Military preparedness is another important issue, said Wicker, who serves on the Senate Armed Services Committee and is chair of the Subcommittee on Sea Power along with positions on the Budget and Commerce, Science and Transportation Committees.

“There are those of us who believe and understand this is a dangerous world,” he said. “Our troops need to be prepared for complex and unprecedented threats. We want a timely and comprehensive defense strategy. We want to avoid the across-the-board cuts that sequestration would make to our readiness.”

The new “bipartisan and constructive spirit” in the Senate has led to passage of a number of measures, including the Iran Nuclear Agreement Review Act – “which the president has agreed to sign” – to the Every Child Achieves Act, Trade Promotion Authority and the Defense Authorization bill.

Wicker also referred to 2014 legislation aimed at modernizing the nation’s ports and waterways as an example of bipartisanship and stressed the need for additional appropriations for improving antiquated roads and bridges and other portions of the nation’s transportation infrastructure.

Highways to the birthplace

“I share the beliefs of many Delta Council members that infrastructure can drive positive change in our communities and create jobs – from the recently approved permanent Amtrak stop in Marks, Miss., to projects like Interstate 69,” he said.

“Of course, these roads and rail lines aren’t just taking people anywhere,” he noted. “They are bringing them to one of the most culturally rich places in the world – the Mississippi Delta.
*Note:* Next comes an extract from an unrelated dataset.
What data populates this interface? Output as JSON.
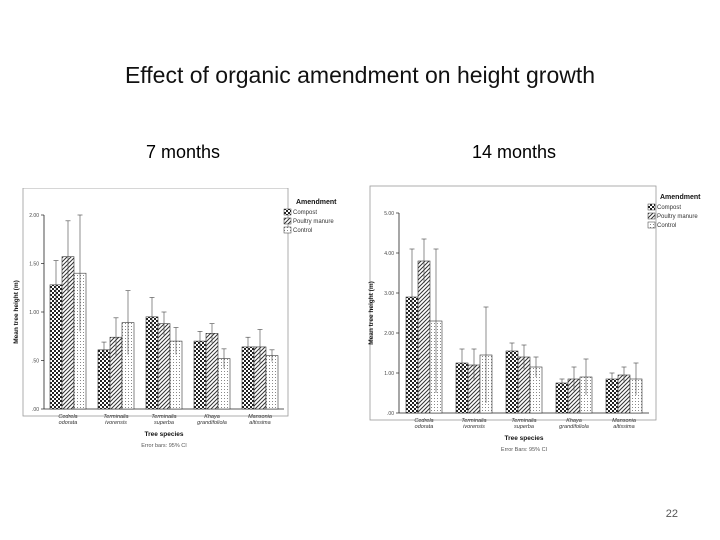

As we say, this is the birthplace of American music.”

Being asked to speak at the annual meeting of the Delta Council was a rare privilege, according to Sen. Wicker, who noted he was standing in the same spot where then-Secretary of State Dean Acheson first spoke of the Marshall Plan in 1947, where William Faulkner talked about the Mississippi Delta and two Presidents – Bill Clinton and George H.W. Bush – talked about national issues.

The senator dropped another name, that of singer-songwriter Paul Simon, who recorded an album in 1986 entitled “Graceland” that included the words “The Mississippi Delta shining like a national guitar.”

“That was 20 years before the first Mississippi Blues Trail marker was placed,” said Wicker. “So perhaps it was 20 years before we fully realized the potential we have for tourism here in the Delta that the governor (Phil Bryant) just talked about.

“With his nine-year-old son in tow, Paul Simon wrote that he was following the river down the highway to the cradle of the Civil War. He was bound for Graceland, Memphis, Tenn.,” said Wicker. “Just imagine if Paul Simon made that trip this year, he could be one of the 22 million visitors who will come to Mississippi this year, and I daresay that Graceland in Memphis would not be his final destination.”